Aus prozessökonomischen Gründen sei den weiteren Beschwerdeausführungen aber bereits jetzt entgegen gehalten, dass es zur Annahme eines dem AuslBG unterliegenden Beschäftigungsverhältnisses infolge der in § 2 Abs. 2 AuslBG enthaltenen Legaldefinition des Beschäftigungsbegriffes keines ("schriftlich, mündlich oder schlüssig zustande gekommenen") Arbeitsvertrages bedarf. Nach dieser Gesetzesbestimmung in der Fassung der Novelle BGBl. I Nr. 78/1997, gilt nämlich als Beschäftigung die Verwendung a) in einem Arbeitsverhältnis, b) in einem arbeitnehmerähnlichen Verhältnis, sofern die Tätigkeit nicht auf Grund gewerberechtlicher oder sonstiger Vorschriften ausgeübt wird, c) in einem Ausbildungsverhältnis, einschließlich der Tätigkeiten nach § 3 Abs. 5, d) nach den Bestimmungen des § 18 oder e) überlassener Arbeitskräfte im Sinne des § 3 Abs. 4 des Arbeitskräfteüberlassungsgesetzes, BGBl. Nr. 196/1988. Auch bildet das Unterbleiben einer tatsächlichen Bezahlung kein Indiz gegen das Vorliegen eines dem AuslBG unterworfenen Beschäftigungsverhältnisses, da gemäß § 29 Abs. 1 AuslBG dem Ausländer, der entgegen den Vorschriften dieses Bundesgesetzes ohne Beschäftigungsbewilligung beschäftigt wird, gegenüber dem ihn beschäftigenden Betriebsinhaber für die Dauer der Beschäftigung die gleichen Ansprüche wie auf Grund eines gültigen Arbeitsvertrages (Anm.: jedenfalls) zustehen. Auch wären im Rahmen der Bekämpfung der Beweiswürdigung konkrete Widersprüche oder Ungereimtheiten zu behaupten; eine lediglich andere Sicht der Angelegenheit reicht zur Bekämpfung der behördlichen Beweiswürdigung nicht aus, weil der Verwaltungsgerichtshof aus Anlass einer Bescheidbeschwerde nur eine nachprüfende Kontrolle auszuüben, nicht aber eine Sachentscheidung zu fällen hat, und die Beweiswürdigung nur insoweit überprüft werden kann, als es sich um die Feststellung handelt, ob der Denkvorgang der Behörde zu einem den Denkgesetzen entsprechenden Ergebnis geführt hat bzw. ob der Sachverhalt, der im Denkvorgang gewürdigt wurde, in einem ordnungsgemäßen Verfahren ermittelt worden ist. Schlüssig sind solche Erwägungen, wenn sie u.a. den Denkgesetzen, somit auch dem allgemeinen menschlichen Erfahrungsgut entsprechen (vgl. das hg. Erkenntnis vom 24. Mai 1974, Slg. N.F. Nr. 8619/A). Auf die konkrete Richtigkeit der von der Behörde gezogenen Schlussfolgerungen kommt es nicht an.
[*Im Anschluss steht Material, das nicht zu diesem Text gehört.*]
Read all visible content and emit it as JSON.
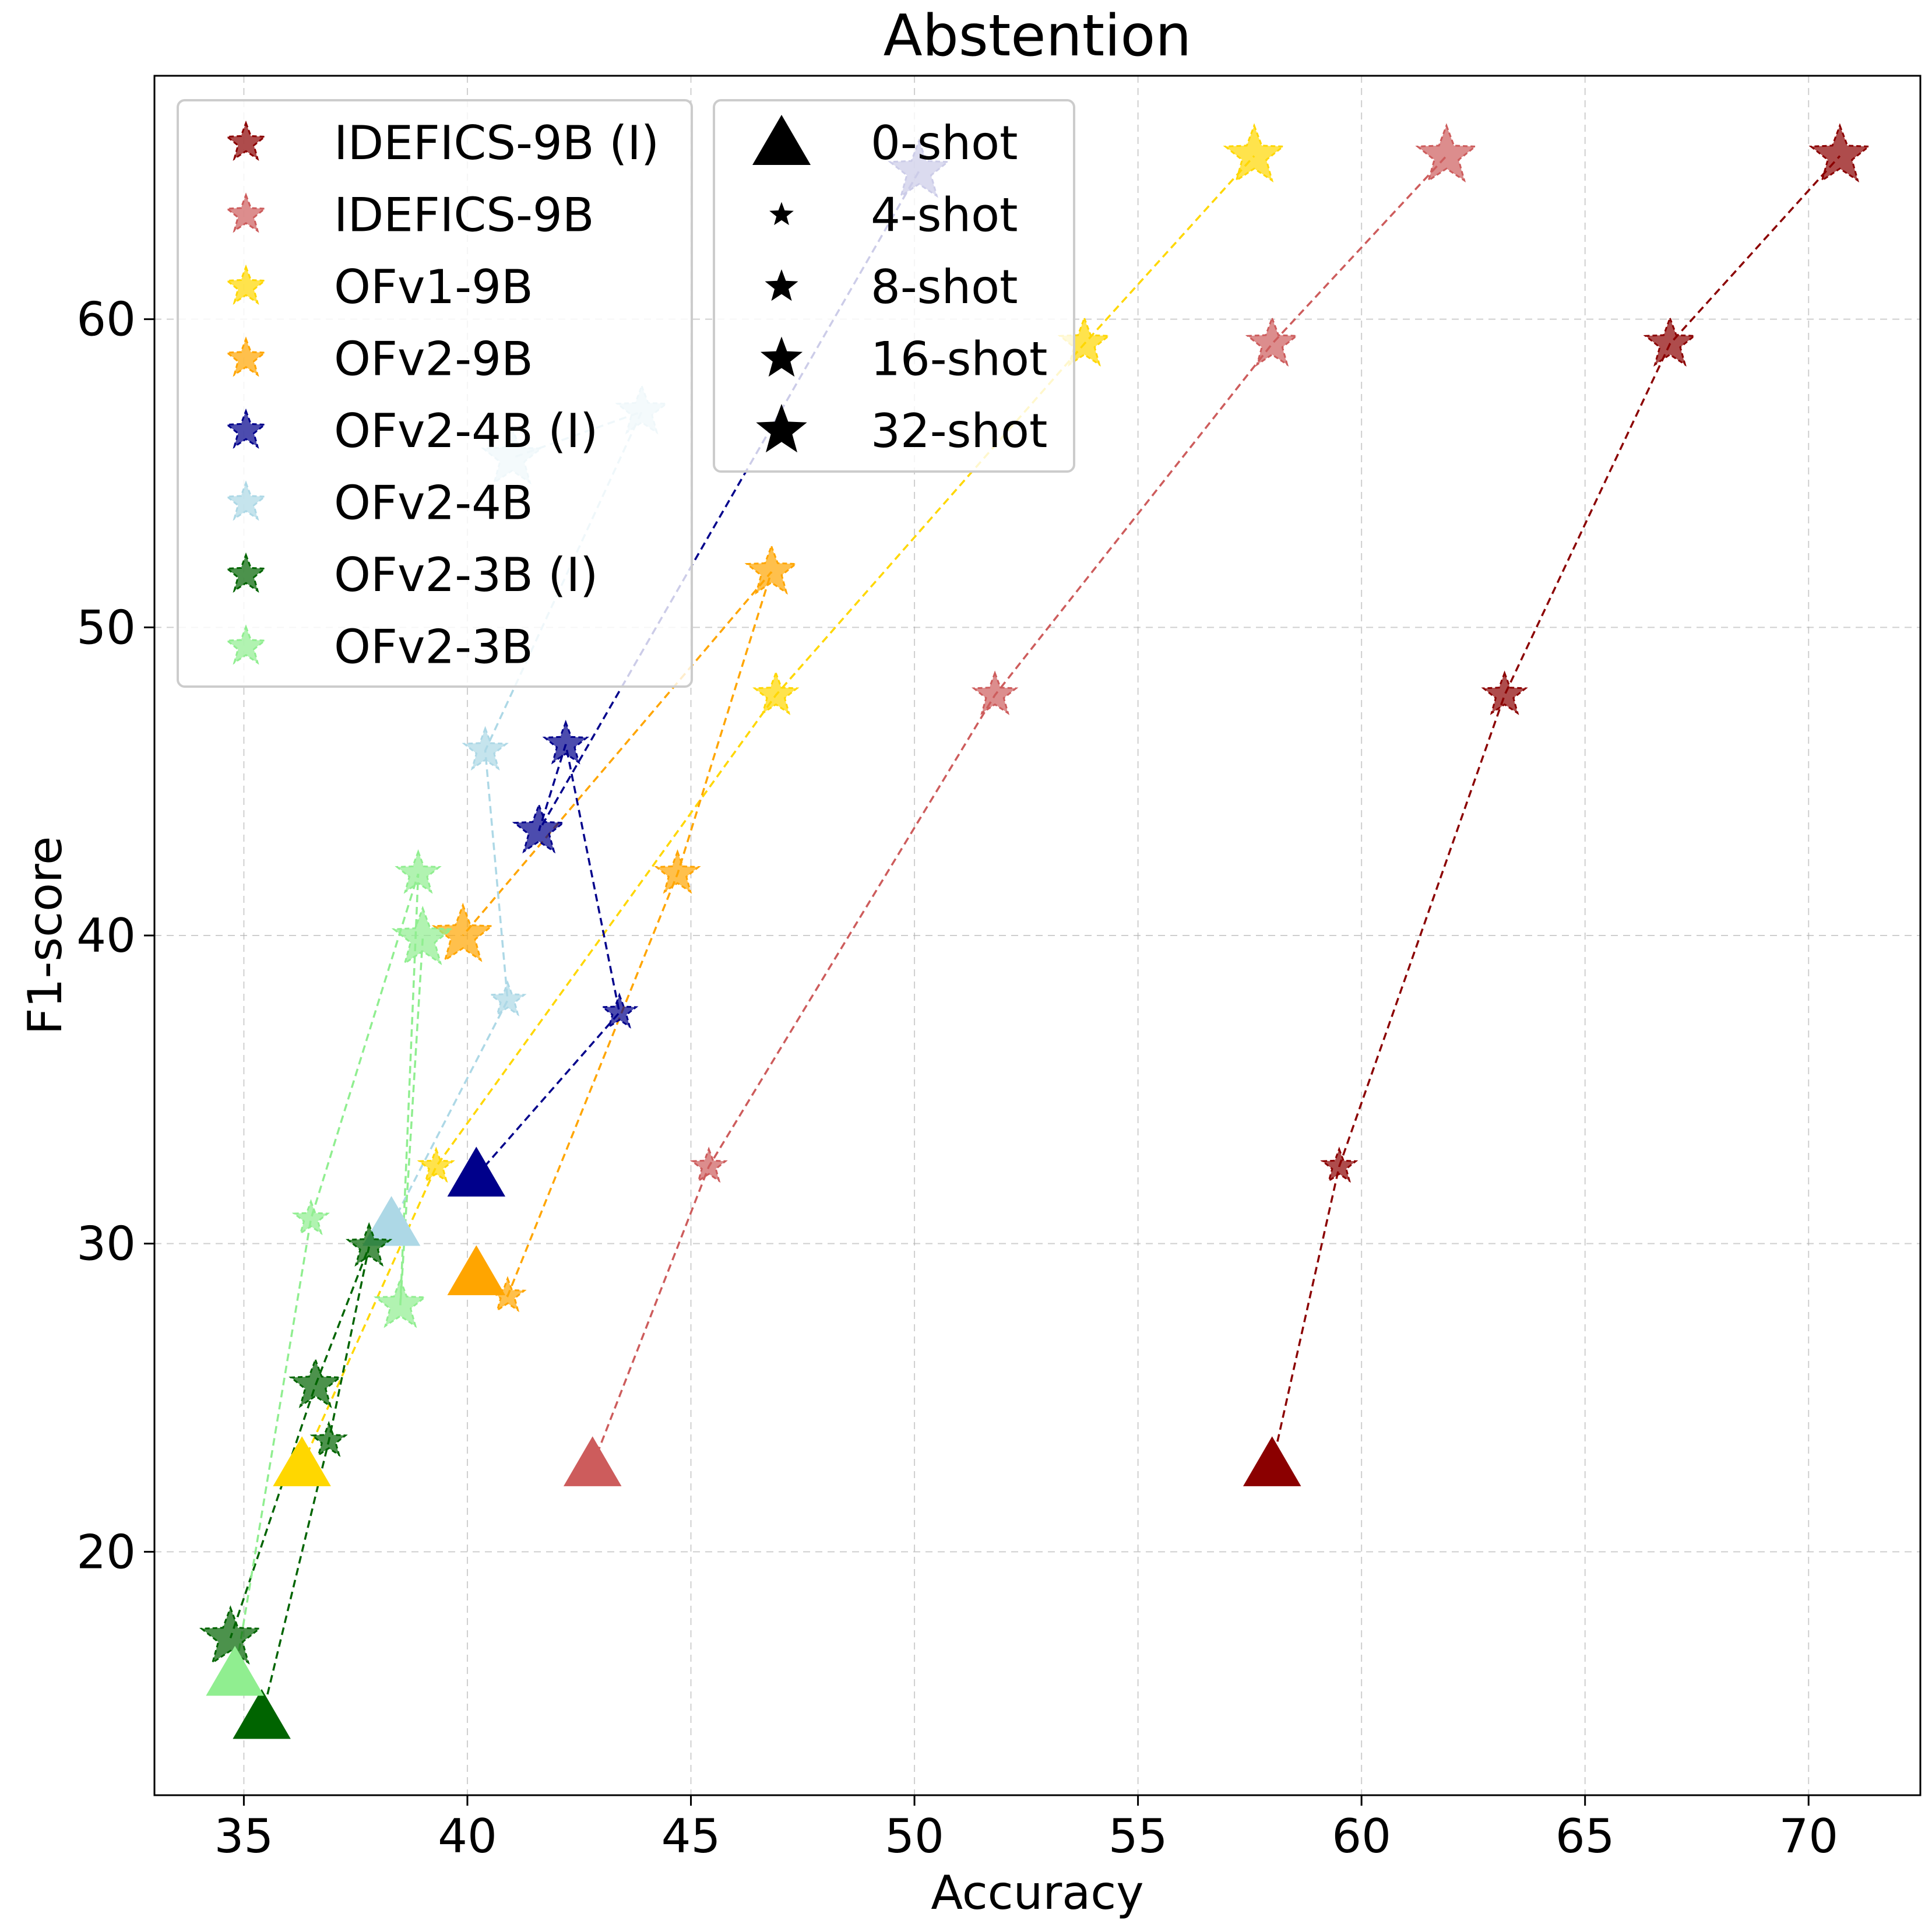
{
  "chart_data": {
    "type": "scatter",
    "title": "Abstention",
    "xlabel": "Accuracy",
    "ylabel": "F1-score",
    "xlim": [
      33,
      72.5
    ],
    "ylim": [
      12.1,
      67.9
    ],
    "xticks": [
      35,
      40,
      45,
      50,
      55,
      60,
      65,
      70
    ],
    "yticks": [
      20,
      30,
      40,
      50,
      60
    ],
    "grid": true,
    "line_style": "dashed",
    "shots": [
      "0-shot",
      "4-shot",
      "8-shot",
      "16-shot",
      "32-shot"
    ],
    "series": [
      {
        "name": "IDEFICS-9B (I)",
        "color": "#8b0000",
        "points": [
          [
            58.0,
            22.8
          ],
          [
            59.5,
            32.5
          ],
          [
            63.2,
            47.8
          ],
          [
            66.9,
            59.2
          ],
          [
            70.7,
            65.3
          ]
        ]
      },
      {
        "name": "IDEFICS-9B",
        "color": "#cd5c5c",
        "points": [
          [
            42.8,
            22.8
          ],
          [
            45.4,
            32.5
          ],
          [
            51.8,
            47.8
          ],
          [
            58.0,
            59.2
          ],
          [
            61.9,
            65.3
          ]
        ]
      },
      {
        "name": "OFv1-9B",
        "color": "#ffd700",
        "points": [
          [
            36.3,
            22.8
          ],
          [
            39.3,
            32.5
          ],
          [
            46.9,
            47.8
          ],
          [
            53.8,
            59.2
          ],
          [
            57.6,
            65.3
          ]
        ]
      },
      {
        "name": "OFv2-9B",
        "color": "#ffa500",
        "points": [
          [
            40.2,
            29.0
          ],
          [
            40.9,
            28.3
          ],
          [
            44.7,
            42.0
          ],
          [
            46.8,
            51.8
          ],
          [
            39.9,
            40.0
          ]
        ]
      },
      {
        "name": "OFv2-4B (I)",
        "color": "#00008b",
        "points": [
          [
            40.2,
            32.2
          ],
          [
            43.4,
            37.5
          ],
          [
            42.2,
            46.2
          ],
          [
            41.6,
            43.4
          ],
          [
            50.1,
            64.8
          ]
        ]
      },
      {
        "name": "OFv2-4B",
        "color": "#add8e6",
        "points": [
          [
            38.3,
            30.6
          ],
          [
            40.9,
            37.9
          ],
          [
            40.4,
            46.0
          ],
          [
            43.9,
            57.0
          ],
          [
            41.0,
            55.5
          ]
        ]
      },
      {
        "name": "OFv2-3B (I)",
        "color": "#006400",
        "points": [
          [
            35.4,
            14.6
          ],
          [
            36.9,
            23.6
          ],
          [
            37.8,
            29.9
          ],
          [
            36.6,
            25.4
          ],
          [
            34.7,
            17.2
          ]
        ]
      },
      {
        "name": "OFv2-3B",
        "color": "#90ee90",
        "points": [
          [
            34.8,
            16.0
          ],
          [
            36.5,
            30.8
          ],
          [
            38.9,
            42.0
          ],
          [
            38.5,
            28.0
          ],
          [
            39.0,
            39.9
          ]
        ]
      }
    ]
  }
}
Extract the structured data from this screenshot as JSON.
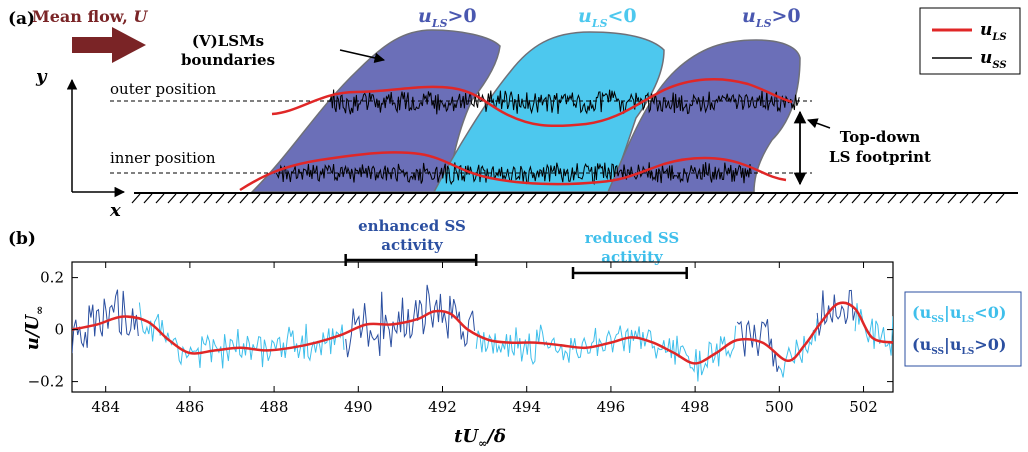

Die Entscheidung über den Aufwandersatz beruht auf den §§ 47 ff VwGG in Verbindung mit der Verordnung des Bundeskanzlers BGBl. II Nr. 501/2001. Das Mehrbegehren war abzuweisen, weil die Pauschalgebühr im Sinne der oben genannten Verordnung EUR 908,-- beträgt und die Gebühr nach § 24 Abs. 3 VwGG mit EUR 181,68 umgerechnet wird. Mehrwertsteuer ist in der genannten Pauschalgebühr bereits enthalten.